I don't care, yo. Not if you're a dad who swears, a mom who swears, a grandma who swears, a puppet who swears. Swearing isn't my top indicator for good person vs. evil person. In fact, it's pretty damn low on the list. If you swear around your kids, you're a human being raising little human beings who don't listen to anything. If you didn't swear, I'd be worried robots had developed to the point that I couldn't tell the difference between them and us, except for the swearing.

Look, in the long run, "f*ck" is but a word. Is it a word that I'd prefer my kids not go around screaming? Yes. But it's only bad because we've been conditioned to get so worked up about swearing. In all honesty, I'd rather my kid turn to the woman at the table behind us at the restaurant and tell her, "My baby just won't stop f*cking crying," than turn around to her and tell her that she's "fat and your hair makes you look like a horse."

Seriously, we give 15 fewer f*cks about our kids taking stuff from other kids than we do about them saying our "words." We'll pressure them to kiss one another even if they don't want to because it's so cute, but we only think we're doing a bad job if they side-mutter to their friend that "the f*cking cat got out again last night and dad is pissed." Swear words can be wrong without being the thing we feel the greatest level of shame over.

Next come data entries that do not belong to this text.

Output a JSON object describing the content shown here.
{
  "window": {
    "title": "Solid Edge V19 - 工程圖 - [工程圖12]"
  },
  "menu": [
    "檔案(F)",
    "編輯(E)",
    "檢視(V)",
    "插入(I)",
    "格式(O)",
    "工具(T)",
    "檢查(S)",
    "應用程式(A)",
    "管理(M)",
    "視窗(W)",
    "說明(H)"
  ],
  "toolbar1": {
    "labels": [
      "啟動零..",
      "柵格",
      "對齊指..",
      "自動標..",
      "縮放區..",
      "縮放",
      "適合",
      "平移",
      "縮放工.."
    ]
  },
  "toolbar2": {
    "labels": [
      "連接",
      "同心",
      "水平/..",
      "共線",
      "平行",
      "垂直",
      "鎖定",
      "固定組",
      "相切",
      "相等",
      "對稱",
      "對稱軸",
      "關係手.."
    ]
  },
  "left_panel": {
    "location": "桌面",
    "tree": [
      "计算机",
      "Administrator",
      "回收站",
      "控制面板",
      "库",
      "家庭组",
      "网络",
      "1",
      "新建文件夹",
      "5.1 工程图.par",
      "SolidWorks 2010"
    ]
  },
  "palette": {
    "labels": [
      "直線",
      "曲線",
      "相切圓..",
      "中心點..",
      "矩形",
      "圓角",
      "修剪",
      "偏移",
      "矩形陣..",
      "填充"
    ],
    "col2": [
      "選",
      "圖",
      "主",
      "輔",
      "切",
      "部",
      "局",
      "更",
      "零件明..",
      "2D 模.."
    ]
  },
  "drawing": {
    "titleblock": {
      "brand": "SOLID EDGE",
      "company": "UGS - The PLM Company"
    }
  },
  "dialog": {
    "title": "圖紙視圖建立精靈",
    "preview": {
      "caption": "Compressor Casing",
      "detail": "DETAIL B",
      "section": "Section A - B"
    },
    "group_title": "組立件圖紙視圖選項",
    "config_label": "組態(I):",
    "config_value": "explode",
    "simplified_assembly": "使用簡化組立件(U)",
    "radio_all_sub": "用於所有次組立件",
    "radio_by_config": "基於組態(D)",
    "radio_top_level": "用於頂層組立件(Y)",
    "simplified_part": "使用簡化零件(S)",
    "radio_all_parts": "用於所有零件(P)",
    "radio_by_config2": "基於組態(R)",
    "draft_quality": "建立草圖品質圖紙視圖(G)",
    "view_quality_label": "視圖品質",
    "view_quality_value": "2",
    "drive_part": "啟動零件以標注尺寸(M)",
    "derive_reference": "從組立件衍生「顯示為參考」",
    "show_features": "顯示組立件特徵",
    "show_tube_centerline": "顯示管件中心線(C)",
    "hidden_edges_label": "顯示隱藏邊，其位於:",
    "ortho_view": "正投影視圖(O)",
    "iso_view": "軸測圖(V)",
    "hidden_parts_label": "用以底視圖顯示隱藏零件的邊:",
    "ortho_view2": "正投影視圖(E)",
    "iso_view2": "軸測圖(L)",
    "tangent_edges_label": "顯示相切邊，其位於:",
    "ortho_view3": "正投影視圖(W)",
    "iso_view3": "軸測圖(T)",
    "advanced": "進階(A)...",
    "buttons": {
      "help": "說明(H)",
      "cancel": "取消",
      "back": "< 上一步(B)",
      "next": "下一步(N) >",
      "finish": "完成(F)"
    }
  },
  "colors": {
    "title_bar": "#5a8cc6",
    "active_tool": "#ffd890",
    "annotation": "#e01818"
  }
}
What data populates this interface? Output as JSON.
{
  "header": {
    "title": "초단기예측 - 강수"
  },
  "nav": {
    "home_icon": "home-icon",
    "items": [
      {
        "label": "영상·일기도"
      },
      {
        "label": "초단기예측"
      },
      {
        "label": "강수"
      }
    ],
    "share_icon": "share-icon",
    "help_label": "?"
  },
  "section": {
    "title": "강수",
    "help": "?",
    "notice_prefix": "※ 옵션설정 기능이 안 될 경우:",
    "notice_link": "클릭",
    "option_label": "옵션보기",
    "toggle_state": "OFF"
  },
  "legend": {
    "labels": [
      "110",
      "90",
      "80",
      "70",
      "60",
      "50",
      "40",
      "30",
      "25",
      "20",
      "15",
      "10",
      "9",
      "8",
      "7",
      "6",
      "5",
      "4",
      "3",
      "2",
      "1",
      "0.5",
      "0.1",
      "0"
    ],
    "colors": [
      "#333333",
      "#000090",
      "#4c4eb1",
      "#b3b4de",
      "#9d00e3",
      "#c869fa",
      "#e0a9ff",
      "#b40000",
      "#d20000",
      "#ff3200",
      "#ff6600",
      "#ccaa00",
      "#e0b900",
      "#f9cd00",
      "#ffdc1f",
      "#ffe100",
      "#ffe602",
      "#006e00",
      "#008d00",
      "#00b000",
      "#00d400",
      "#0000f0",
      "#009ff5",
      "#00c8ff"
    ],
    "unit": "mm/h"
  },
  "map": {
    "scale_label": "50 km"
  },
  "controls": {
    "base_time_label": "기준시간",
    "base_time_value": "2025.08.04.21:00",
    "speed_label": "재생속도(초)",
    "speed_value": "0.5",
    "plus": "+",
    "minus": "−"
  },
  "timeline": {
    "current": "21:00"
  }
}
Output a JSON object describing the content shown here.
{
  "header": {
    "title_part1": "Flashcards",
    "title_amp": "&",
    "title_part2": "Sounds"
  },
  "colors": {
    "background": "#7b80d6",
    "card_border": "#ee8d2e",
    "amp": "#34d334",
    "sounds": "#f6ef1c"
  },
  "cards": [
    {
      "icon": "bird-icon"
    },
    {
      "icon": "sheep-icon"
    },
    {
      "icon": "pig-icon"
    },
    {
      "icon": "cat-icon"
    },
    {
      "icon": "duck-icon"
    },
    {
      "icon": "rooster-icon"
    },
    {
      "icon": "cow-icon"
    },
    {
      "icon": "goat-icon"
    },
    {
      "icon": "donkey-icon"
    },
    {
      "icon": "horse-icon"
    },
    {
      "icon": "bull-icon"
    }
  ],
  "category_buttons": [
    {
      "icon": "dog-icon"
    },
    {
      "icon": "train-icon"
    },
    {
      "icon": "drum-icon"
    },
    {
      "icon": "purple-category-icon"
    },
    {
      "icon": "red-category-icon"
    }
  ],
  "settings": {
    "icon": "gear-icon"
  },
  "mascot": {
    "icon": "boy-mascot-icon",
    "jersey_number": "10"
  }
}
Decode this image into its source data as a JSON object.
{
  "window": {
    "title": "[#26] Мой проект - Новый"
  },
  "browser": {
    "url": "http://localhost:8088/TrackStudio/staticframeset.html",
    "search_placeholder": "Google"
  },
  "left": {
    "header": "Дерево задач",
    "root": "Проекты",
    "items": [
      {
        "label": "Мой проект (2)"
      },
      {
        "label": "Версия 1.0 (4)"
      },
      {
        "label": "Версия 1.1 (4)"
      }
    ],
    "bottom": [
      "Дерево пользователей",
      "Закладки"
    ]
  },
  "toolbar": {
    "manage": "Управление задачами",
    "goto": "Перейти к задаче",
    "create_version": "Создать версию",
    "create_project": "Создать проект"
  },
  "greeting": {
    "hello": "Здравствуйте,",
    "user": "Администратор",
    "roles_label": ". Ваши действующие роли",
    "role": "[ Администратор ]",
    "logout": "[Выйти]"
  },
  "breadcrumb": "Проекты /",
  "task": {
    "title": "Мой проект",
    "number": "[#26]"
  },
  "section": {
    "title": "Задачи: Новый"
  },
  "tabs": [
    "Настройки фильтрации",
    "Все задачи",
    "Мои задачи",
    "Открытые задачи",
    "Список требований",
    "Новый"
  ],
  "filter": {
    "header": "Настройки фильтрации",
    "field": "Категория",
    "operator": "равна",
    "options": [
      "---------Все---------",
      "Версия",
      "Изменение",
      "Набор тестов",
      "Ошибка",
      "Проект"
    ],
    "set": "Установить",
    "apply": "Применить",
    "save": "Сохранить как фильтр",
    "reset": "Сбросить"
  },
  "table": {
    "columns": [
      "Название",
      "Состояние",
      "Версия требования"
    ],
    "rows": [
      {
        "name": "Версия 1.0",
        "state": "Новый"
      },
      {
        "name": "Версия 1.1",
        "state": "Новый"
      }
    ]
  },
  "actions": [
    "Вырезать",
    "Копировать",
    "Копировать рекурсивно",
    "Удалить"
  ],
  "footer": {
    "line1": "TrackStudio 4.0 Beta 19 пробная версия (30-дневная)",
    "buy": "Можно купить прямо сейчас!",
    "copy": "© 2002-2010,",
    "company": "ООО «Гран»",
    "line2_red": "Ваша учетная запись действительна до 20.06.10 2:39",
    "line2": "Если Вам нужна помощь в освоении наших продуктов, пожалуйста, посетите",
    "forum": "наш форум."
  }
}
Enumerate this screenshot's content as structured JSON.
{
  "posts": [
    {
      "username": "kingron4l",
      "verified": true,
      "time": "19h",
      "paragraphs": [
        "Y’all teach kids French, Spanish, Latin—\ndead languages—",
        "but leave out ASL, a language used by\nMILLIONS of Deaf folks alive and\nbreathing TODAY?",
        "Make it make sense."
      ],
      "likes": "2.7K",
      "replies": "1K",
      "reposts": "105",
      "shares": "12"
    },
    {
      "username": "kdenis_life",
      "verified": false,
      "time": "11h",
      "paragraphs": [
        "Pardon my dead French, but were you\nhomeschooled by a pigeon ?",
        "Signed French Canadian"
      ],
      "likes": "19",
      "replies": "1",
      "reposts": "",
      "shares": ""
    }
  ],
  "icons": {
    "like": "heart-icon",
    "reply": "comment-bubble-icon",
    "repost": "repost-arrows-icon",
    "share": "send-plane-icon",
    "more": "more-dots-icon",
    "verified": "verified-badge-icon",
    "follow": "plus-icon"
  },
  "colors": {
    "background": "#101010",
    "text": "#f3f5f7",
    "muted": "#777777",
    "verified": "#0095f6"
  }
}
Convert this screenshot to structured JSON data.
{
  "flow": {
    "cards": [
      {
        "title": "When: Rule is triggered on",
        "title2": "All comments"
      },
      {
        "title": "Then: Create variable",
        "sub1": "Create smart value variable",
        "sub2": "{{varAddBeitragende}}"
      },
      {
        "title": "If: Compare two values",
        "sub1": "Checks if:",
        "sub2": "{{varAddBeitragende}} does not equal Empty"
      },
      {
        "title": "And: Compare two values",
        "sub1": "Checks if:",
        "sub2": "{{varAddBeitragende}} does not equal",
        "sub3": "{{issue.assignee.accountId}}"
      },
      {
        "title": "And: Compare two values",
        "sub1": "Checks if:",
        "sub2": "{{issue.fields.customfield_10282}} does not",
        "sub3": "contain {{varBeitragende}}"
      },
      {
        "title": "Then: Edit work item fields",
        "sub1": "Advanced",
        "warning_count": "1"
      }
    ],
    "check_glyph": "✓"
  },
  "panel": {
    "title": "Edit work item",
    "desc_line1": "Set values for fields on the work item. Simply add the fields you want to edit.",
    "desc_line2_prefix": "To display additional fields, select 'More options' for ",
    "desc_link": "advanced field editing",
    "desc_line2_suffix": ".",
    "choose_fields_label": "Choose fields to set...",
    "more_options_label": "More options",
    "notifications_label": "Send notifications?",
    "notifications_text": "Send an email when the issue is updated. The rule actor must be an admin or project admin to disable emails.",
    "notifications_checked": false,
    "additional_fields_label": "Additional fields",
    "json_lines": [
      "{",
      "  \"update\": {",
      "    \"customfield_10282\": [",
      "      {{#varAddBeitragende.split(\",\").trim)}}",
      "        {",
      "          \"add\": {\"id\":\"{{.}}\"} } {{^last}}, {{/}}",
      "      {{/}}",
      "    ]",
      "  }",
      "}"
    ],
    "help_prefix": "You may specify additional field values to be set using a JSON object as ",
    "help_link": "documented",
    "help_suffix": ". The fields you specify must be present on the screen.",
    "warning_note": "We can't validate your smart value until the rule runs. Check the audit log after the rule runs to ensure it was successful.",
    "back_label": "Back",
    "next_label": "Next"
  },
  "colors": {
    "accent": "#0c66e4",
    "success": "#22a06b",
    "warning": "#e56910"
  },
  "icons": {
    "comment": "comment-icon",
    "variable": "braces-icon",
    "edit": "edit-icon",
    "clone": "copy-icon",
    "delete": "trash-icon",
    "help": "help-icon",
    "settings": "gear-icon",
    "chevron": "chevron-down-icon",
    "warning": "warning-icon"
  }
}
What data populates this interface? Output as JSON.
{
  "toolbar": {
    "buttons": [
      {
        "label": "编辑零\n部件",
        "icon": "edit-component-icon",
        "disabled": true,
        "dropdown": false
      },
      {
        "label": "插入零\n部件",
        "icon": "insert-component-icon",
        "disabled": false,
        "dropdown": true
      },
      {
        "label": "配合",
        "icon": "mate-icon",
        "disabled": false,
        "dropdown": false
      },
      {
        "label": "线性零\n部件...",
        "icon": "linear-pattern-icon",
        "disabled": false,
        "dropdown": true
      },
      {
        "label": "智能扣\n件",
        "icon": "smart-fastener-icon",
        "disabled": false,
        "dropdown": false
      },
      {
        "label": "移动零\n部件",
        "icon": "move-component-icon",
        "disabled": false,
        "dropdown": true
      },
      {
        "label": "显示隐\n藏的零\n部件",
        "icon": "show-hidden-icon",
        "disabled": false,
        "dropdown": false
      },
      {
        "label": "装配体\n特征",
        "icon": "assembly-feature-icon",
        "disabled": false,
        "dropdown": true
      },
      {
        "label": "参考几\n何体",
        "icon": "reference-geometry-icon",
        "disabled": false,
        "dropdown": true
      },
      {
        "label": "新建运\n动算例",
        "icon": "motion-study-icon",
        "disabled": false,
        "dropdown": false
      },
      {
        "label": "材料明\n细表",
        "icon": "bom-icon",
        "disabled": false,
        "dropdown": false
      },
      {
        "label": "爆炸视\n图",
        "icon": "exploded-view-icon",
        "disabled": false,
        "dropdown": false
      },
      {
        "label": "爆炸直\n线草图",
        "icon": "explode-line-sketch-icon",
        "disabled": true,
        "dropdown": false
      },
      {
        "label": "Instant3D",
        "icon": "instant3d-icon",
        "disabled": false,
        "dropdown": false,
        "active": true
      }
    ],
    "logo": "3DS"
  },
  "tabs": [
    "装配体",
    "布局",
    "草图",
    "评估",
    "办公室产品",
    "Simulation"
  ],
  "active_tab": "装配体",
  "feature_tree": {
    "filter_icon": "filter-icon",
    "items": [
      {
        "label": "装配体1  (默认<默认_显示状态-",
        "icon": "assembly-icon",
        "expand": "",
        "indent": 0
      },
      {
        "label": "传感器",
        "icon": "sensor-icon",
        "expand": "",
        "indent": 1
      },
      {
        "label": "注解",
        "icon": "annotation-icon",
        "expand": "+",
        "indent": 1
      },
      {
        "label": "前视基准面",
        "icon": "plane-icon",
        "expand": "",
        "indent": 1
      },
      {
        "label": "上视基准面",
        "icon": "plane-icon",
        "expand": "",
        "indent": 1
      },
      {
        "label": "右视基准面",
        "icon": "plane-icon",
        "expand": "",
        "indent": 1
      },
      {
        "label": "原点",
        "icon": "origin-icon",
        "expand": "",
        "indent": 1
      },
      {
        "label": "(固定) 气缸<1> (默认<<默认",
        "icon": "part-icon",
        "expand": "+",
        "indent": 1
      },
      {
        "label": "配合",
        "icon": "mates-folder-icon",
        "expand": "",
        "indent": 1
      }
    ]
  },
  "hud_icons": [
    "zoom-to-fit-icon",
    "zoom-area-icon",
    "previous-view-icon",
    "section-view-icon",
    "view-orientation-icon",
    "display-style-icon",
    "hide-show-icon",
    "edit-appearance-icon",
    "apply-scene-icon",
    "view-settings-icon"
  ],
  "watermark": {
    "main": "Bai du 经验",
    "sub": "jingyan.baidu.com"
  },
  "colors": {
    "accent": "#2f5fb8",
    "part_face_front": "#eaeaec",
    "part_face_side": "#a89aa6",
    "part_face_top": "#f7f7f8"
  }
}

My ultimate goal as a parent is to make sure my kids respect everyone around them and understand that we're all different and we're all cool with that. I go about that in strange ways, and some of them involve me using my "word." Would I be happy if my kids never used it? Yes. Do I think the fact that my kids hear it is causing deep psychological damage? No.

My daughter thinks the word "gun" is a bad word. She snickers, as kids do, when a word ends in -ass. She thinks it's sad when someone has to sit in class without friends. She also sometimes says "f*ck." And I don't really care.